Berlin – Die Bundesregierung will die Finanzwelt nachhaltiger gestalten. Dafür brachte das Kabinett am Mittwoch eine Strategie für nachhaltige Finanzierung („Sustainable Finance“) mit 26 Maßnahmen auf den Weg. Die Regierung will damit mehr Anreize für Investitionen in Klimaschutz und Nachhaltigkeit setzen.
Ampel für Anlagen
Dazu gehören eine Ampel für Finanzprodukte, an der sich Anleger orientieren können, und die Pflicht zu Nachhaltigkeitsberichten für börsennotierte und andere große Unternehmen. Die Versorgungsfonds des Bundes sollen ihre Anlagen schrittweise in Richtung Nachhaltigkeit umschichten. Dabei geht es laut Finanzministerium um ein Anlagevolumen von neun Milliarden Euro.
Grüne Anleihen
Vorgesehen ist auch, dass der Bund sogenannte grüne Anleihen mit weiteren Laufzeiten auflegt, um den entsprechenden Markt zu stärken. Die Finanzagentur des Bundes hatte im vergangenen Jahr erstmals ein solches Papier Investoren angeboten. Damit werden etwa Ausgaben des Bundes finanziert, die sich an den UN-Nachhaltigkeitszielen orientieren.

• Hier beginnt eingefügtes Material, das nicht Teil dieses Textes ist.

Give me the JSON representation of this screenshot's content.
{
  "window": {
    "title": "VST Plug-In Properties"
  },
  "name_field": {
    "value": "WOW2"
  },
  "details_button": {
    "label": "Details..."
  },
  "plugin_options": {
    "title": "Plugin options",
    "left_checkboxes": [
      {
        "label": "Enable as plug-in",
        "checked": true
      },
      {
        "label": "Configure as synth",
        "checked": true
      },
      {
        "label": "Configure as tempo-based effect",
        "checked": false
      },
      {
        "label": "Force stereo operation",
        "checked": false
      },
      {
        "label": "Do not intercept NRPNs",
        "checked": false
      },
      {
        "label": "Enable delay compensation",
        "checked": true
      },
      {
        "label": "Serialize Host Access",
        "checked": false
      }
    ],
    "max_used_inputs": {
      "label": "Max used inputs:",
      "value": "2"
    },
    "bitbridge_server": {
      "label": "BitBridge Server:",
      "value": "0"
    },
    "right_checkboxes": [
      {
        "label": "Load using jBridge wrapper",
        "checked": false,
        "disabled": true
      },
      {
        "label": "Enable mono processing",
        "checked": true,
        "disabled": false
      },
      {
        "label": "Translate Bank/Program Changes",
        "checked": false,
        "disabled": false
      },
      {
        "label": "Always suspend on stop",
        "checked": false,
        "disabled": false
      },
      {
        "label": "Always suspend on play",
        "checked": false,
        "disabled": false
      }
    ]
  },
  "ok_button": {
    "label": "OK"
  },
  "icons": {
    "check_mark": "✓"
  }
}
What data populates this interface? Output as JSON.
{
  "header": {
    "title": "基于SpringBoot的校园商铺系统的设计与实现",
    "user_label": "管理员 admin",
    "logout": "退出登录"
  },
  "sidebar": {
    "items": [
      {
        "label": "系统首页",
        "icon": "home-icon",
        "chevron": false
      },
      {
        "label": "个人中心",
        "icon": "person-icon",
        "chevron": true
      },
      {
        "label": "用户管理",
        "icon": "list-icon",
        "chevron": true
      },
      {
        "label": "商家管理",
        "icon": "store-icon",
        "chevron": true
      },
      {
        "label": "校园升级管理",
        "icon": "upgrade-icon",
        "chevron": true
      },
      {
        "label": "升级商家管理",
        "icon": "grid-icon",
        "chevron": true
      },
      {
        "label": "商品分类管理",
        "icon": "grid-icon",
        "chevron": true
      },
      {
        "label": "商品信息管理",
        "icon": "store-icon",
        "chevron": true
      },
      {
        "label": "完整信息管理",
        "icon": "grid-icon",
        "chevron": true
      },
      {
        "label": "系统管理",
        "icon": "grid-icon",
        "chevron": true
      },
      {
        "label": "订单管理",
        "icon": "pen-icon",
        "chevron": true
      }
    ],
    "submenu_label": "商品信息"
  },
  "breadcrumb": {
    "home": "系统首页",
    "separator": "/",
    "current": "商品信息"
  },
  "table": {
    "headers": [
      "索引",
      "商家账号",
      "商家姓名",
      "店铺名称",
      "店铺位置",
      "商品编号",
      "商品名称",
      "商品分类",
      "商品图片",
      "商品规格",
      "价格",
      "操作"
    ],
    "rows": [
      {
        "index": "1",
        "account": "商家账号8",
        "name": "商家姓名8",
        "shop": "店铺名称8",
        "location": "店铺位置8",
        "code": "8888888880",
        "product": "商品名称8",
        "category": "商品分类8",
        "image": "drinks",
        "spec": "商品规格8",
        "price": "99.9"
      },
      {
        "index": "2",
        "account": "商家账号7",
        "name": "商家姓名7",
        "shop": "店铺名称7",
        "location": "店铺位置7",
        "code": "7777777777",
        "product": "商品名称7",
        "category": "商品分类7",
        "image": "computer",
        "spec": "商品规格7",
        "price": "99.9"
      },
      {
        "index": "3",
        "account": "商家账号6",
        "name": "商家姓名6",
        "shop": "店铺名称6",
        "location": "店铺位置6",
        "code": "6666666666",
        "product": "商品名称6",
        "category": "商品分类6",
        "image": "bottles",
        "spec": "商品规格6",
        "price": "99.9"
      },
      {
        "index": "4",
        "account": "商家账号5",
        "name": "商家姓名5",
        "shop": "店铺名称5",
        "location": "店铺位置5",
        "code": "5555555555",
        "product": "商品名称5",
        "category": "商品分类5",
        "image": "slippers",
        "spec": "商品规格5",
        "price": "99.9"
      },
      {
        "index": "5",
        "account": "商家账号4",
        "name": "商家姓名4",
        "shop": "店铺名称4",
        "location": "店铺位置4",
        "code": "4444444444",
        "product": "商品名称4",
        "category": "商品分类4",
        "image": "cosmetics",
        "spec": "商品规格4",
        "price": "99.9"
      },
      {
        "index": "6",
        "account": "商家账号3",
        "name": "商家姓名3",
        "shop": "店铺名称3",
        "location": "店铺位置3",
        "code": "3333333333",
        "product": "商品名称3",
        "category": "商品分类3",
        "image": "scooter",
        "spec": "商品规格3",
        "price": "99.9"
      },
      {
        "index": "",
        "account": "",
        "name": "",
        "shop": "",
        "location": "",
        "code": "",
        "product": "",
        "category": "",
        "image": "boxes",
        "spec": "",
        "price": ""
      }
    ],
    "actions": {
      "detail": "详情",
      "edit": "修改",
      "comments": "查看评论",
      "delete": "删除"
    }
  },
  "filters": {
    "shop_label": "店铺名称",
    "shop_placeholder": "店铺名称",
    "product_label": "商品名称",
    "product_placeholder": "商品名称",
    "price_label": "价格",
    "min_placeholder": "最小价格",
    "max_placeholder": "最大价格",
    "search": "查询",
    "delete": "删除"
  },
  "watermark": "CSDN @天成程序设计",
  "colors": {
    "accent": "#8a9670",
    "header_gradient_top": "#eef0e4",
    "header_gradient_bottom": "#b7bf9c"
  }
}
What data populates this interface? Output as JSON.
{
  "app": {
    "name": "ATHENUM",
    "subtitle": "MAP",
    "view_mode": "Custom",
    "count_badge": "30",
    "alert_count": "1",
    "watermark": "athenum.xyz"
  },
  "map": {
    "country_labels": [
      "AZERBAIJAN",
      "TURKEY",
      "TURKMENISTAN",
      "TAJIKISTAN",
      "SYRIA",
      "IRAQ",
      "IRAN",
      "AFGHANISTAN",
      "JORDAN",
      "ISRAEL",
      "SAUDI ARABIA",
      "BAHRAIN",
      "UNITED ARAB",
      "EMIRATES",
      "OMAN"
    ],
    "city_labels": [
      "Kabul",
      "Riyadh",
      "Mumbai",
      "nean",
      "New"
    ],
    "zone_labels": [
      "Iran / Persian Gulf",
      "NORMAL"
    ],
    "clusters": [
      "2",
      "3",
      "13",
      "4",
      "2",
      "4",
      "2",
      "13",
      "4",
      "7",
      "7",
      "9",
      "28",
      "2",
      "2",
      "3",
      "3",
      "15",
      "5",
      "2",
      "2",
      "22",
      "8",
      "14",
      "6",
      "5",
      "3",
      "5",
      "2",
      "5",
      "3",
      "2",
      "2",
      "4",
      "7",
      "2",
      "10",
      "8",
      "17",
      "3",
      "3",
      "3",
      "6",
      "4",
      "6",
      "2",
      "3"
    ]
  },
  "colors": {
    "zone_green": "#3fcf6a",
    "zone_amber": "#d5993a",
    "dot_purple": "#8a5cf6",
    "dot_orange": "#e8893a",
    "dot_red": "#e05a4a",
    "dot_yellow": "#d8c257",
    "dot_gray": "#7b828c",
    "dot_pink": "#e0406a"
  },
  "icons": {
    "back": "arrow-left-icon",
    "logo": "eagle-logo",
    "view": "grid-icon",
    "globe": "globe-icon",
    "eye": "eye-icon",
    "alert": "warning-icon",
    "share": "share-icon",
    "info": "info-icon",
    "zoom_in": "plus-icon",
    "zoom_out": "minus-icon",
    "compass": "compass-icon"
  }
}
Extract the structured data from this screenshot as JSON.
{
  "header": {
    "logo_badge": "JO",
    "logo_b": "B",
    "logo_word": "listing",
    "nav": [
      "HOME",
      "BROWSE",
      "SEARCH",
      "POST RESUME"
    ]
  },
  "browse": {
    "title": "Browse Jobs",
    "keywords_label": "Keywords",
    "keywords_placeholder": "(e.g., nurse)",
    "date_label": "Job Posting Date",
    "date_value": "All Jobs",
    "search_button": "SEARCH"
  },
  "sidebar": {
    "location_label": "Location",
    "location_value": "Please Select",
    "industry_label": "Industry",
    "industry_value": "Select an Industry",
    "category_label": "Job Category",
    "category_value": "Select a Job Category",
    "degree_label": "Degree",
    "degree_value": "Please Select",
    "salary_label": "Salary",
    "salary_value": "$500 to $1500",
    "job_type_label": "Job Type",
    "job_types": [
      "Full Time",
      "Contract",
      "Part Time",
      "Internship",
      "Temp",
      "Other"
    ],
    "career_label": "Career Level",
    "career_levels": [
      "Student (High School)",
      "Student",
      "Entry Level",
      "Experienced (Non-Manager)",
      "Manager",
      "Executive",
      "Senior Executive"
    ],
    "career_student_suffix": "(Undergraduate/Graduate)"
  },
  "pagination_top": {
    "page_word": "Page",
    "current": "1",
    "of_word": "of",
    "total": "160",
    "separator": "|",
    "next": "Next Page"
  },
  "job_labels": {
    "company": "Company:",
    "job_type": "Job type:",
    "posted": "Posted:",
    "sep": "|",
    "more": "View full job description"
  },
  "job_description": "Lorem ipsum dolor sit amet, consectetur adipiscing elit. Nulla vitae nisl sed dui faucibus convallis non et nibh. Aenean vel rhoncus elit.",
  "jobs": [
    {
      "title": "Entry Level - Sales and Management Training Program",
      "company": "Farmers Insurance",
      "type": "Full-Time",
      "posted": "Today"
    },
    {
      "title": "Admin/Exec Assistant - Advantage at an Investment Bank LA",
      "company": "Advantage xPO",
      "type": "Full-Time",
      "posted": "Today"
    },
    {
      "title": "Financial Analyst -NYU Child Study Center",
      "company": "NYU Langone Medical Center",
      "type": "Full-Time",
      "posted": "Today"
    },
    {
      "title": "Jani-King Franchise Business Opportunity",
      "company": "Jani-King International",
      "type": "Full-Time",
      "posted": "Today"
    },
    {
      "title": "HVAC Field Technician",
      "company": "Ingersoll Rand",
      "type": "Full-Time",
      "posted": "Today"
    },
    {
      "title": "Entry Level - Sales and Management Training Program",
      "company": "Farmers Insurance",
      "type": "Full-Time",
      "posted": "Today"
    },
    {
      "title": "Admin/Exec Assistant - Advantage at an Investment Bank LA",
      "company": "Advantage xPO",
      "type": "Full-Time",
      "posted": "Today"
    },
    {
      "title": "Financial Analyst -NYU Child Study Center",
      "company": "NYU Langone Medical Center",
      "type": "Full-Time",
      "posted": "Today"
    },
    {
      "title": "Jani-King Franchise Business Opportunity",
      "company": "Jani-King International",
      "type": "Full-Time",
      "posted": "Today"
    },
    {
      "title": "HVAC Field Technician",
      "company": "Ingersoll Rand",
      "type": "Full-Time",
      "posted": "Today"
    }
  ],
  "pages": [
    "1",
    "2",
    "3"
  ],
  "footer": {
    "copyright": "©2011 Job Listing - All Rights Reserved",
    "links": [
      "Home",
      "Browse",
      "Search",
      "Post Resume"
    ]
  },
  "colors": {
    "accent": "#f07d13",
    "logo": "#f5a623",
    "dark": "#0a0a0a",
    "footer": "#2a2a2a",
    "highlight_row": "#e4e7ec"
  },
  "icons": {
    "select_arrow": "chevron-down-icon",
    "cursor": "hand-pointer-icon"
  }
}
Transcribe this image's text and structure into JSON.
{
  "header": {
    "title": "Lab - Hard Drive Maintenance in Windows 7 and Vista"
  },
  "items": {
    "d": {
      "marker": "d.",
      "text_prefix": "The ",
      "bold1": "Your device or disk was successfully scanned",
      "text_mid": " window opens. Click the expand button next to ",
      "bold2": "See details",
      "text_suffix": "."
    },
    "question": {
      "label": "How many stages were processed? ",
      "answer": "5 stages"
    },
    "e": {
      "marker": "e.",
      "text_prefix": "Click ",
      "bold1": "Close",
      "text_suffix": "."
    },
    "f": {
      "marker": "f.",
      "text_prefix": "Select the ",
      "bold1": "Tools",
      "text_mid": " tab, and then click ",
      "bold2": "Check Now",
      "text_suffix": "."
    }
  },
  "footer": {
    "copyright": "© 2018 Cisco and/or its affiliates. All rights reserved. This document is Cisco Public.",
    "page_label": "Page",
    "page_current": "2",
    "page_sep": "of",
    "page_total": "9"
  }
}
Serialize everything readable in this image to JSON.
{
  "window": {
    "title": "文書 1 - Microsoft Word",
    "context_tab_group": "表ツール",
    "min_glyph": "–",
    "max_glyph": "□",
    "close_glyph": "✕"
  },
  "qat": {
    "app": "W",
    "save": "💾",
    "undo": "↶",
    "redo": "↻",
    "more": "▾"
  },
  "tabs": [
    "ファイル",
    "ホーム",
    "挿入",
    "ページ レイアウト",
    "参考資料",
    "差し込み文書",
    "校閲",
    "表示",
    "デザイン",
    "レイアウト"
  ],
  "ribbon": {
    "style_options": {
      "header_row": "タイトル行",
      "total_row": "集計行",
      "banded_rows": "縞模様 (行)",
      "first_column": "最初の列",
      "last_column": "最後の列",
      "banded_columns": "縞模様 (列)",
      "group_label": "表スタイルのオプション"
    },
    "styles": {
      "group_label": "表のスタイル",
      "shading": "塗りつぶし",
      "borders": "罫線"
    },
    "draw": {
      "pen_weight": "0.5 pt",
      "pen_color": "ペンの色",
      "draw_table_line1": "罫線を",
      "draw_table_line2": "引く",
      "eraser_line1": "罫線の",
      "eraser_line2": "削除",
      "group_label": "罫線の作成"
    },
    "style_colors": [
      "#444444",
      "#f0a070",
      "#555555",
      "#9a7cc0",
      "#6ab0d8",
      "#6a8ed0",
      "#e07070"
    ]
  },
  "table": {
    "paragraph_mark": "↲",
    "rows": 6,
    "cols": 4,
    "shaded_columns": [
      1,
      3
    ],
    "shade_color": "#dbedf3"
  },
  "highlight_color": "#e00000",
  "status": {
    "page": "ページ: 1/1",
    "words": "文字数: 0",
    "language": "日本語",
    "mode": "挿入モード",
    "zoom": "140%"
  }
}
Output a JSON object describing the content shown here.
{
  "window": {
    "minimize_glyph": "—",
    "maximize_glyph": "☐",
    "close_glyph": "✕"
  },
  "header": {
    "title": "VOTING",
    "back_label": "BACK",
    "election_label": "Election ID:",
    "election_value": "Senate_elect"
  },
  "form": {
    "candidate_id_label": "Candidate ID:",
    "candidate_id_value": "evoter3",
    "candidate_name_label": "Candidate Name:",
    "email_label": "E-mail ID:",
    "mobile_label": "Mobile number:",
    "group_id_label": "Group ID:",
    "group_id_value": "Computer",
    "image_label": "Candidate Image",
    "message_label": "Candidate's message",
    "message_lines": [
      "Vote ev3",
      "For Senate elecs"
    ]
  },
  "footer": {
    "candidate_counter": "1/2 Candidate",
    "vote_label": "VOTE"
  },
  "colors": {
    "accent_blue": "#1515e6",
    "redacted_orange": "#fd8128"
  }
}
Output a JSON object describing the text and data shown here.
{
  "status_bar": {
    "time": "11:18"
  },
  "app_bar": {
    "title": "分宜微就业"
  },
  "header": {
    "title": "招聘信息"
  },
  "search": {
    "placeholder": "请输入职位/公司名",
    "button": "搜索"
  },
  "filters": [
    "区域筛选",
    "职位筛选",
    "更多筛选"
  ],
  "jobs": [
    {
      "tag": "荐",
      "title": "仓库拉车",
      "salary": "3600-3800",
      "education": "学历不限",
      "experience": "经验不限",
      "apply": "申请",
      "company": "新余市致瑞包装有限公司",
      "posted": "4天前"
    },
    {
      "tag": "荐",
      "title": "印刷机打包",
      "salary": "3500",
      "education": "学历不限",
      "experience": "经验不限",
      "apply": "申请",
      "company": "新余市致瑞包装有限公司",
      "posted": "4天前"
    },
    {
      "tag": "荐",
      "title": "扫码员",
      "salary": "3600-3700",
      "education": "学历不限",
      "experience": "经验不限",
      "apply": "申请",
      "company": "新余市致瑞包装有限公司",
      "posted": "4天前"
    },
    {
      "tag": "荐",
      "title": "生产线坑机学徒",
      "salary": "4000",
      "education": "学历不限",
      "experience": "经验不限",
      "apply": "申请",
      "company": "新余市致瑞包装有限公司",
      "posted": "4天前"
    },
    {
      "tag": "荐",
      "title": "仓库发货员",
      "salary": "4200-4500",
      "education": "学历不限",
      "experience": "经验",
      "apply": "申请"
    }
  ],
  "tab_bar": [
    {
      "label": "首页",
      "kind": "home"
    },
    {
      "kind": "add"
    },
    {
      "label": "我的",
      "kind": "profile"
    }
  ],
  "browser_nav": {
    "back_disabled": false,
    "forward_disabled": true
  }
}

Finanzminister Olaf Scholz (SPD) sprach angesichts der 26 Maßnahmen von einer Weichenstellung für die Branche. „Klimaschutz und Nachhaltigkeit werden zum Leitmotiv. Und das ist wichtig, denn der Finanzmarkt kann Billionen von Euro in Richtung Klimaschutz und Nachhaltigkeit bewegen.“
Umweltministerin Svenja Schulze (SPD) sagte, auf Klimaschutz und Nachhaltigkeit zu setzen, sei auch ökonomisch die richtige Strategie. Viele Investoren hätten verstanden, dass sie mit nachhaltigen Zukunftstechnologien langfristig die besten Geschäfte machten. Der Finanzmarkt brauche Klarheit, welche Investitionen sich noch lohnten und welche zu riskant würden.
Informationspflichten
Auch die EU-Kommission hat sich zum Ziel gesetzt, Bürgern und Investoren besser aufzuzeigen, welche Finanzprodukte dem Klimaschutz nützen. Dafür stellte sie im April ein Paket für die sogenannte Taxonomie vor und schlug neue Informationspflichten vor, um Anlegern einen Überblick zu verschaffen. Dabei klammerte sie aber die heikle Frage aus, ob etwa die Atomkraft als nachhaltig gilt. Das Kabinett positionierte sich in dieser Frage klar: „Mit ihrer Sustainable-Finance-Strategie stellt die Bundesregierung ihre Position klar, dass Atomkraft nicht als nachhaltig gelten kann. Atomkraft verursacht Müll für 300 000 Generationen.“
Lob und Kritik
Der Gesamtverband der Deutschen Versicherungswirtschaft (GDV) lobte die Sustainable-Finance-Strategie als „wichtigen Schritt in Richtung eines nachhaltigen Finanzsystems.“ Besonders positiv sei die Ankündigung, zukünftig verstärkt grüne Anleihen zu emittieren, erklärte GDV-Hauptgeschäftsführer Jörg Asmussen. „Damit Versicherer mehr grüne Finanzprodukte verkaufen können, sind sie auf deutlich mehr grüne Kapitalanlagen angewiesen.“ Die Grünen hingegen kritisierten das Konzept als völlig unzureichend.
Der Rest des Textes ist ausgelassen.